The asymmetric normal distribution.

Description

Density, distribution function, quantile function and random generation for the asymmetric normal distribution with the parameters mu, sigma and tau.

Usage

dasynorm(x, mu = 0, sigma = 1, tau = 0.5)
pasynorm(q, mu = 0, sigma = 1, tau = 0.5)
qasynorm(p, mu = 0, sigma = 1, tau = 0.5)
rasynorm(n, mu = 0, sigma = 1, tau = 0.5)

Arguments

Details

The asymmetric normal distribution has the following density
f(x) = (2\sqrt{\tau(1-\tau)/\pi}/\sigma)/(\sqrt{1-\tau} + \sqrt{\tau)}\exp(-|(\tau - (x <= \mu))|*(x - \mu)^2/\sigma^2) The cdf is derived by integration of the distribution function by using the integrate function.

Value

dasynorm gives the density, pasynorm gives the distribution function, qasynorm gives the quantile function, and rasynorm generates random deviates.

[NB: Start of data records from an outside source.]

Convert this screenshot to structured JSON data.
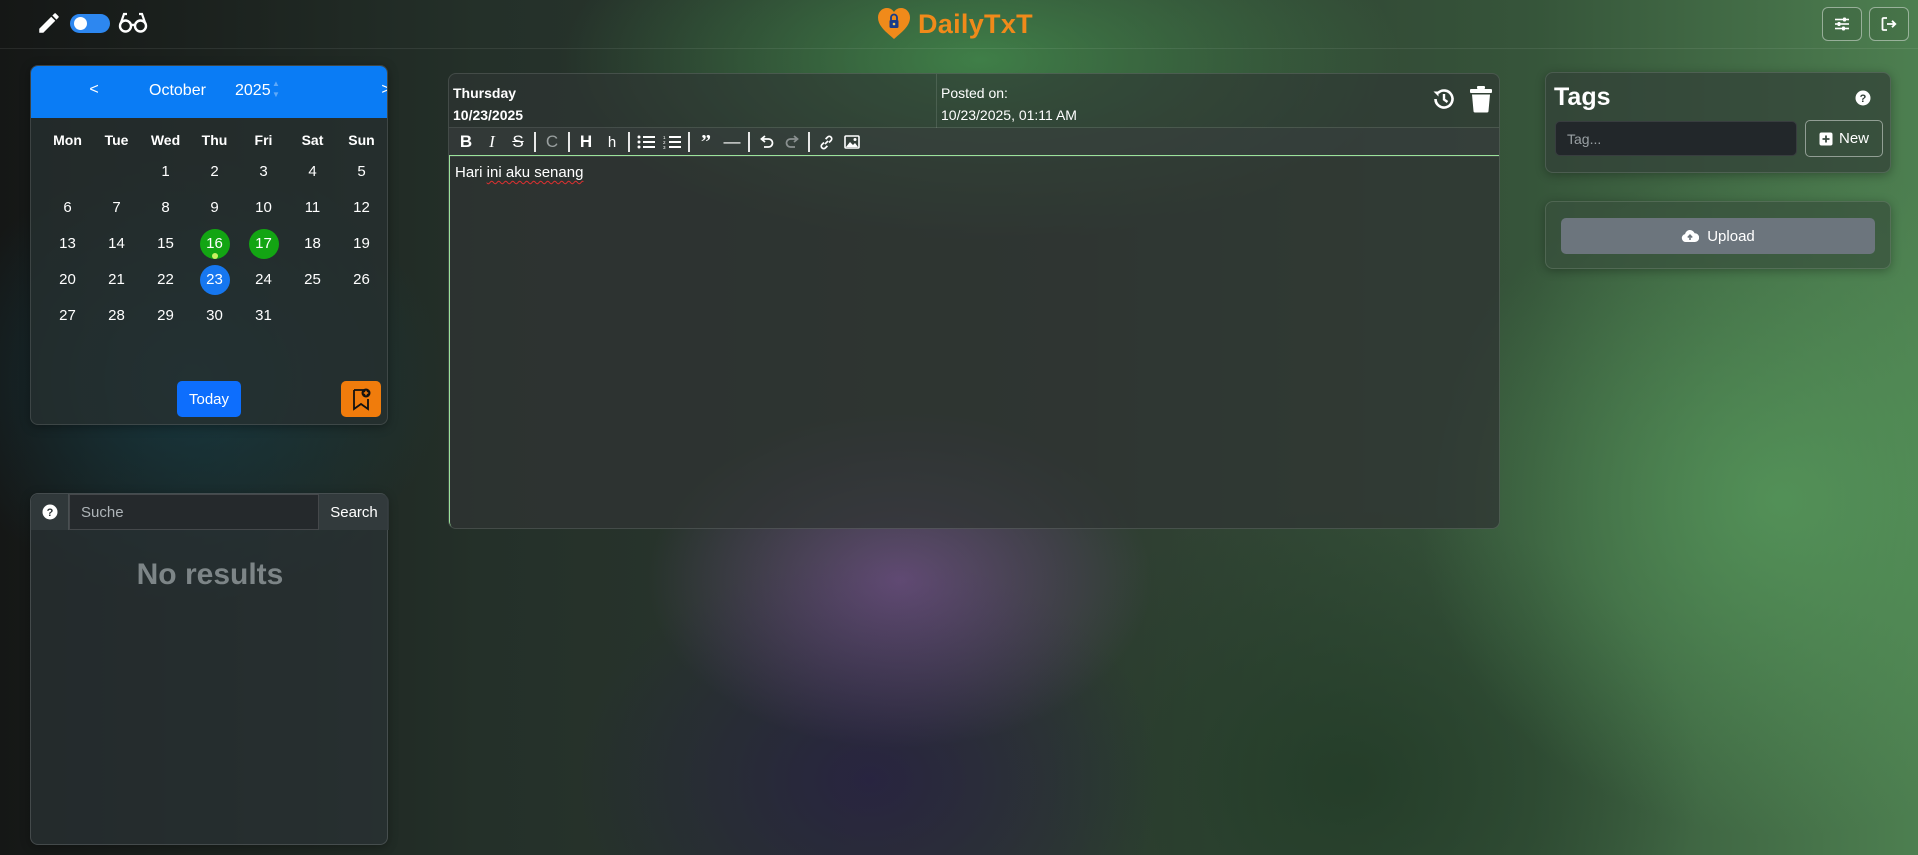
{
  "header": {
    "app_title": "DailyTxT",
    "icons": {
      "write": "pencil-icon",
      "read": "glasses-icon",
      "settings": "sliders-icon",
      "logout": "logout-icon",
      "logo": "heart-lock-icon"
    },
    "accent_color": "#f08a1a"
  },
  "calendar": {
    "prev_label": "<",
    "next_label": ">",
    "month": "October",
    "year": "2025",
    "weekdays": [
      "Mon",
      "Tue",
      "Wed",
      "Thu",
      "Fri",
      "Sat",
      "Sun"
    ],
    "weeks": [
      [
        "",
        "",
        "1",
        "2",
        "3",
        "4",
        "5"
      ],
      [
        "6",
        "7",
        "8",
        "9",
        "10",
        "11",
        "12"
      ],
      [
        "13",
        "14",
        "15",
        "16",
        "17",
        "18",
        "19"
      ],
      [
        "20",
        "21",
        "22",
        "23",
        "24",
        "25",
        "26"
      ],
      [
        "27",
        "28",
        "29",
        "30",
        "31",
        "",
        ""
      ]
    ],
    "entry_days": [
      "16",
      "17"
    ],
    "selected_day": "23",
    "dot_day": "16",
    "today_label": "Today",
    "header_color": "#0a7cf5",
    "entry_color": "#13a513",
    "selected_color": "#1677f0"
  },
  "search": {
    "placeholder": "Suche",
    "button_label": "Search",
    "empty_text": "No results"
  },
  "editor": {
    "weekday": "Thursday",
    "date": "10/23/2025",
    "posted_label": "Posted on:",
    "posted_value": "10/23/2025, 01:11 AM",
    "content": "Hari ini aku senang",
    "content_parts": [
      "Hari ",
      "ini aku senang"
    ]
  },
  "tags": {
    "title": "Tags",
    "placeholder": "Tag...",
    "new_label": "New"
  },
  "upload": {
    "button_label": "Upload",
    "button_color": "#6c757d"
  }
}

Corresponds to the normal distribution for \tau = 0.5.

The length of the result is determined by n for rasynorm, and is the maximum of the lengths of the numerical arguments for the other functions.

The numerical arguments other than n are recycled to the length of the result.

Examples

hist(rasynorm(1000))

qg <- qasynorm(0.1, 1, 2, 0.5)

pasynorm(qg, 1, 2, 0.5)

ax <- c(1:1000)/100-5
plot(ax,dasynorm(ax), type = 'l')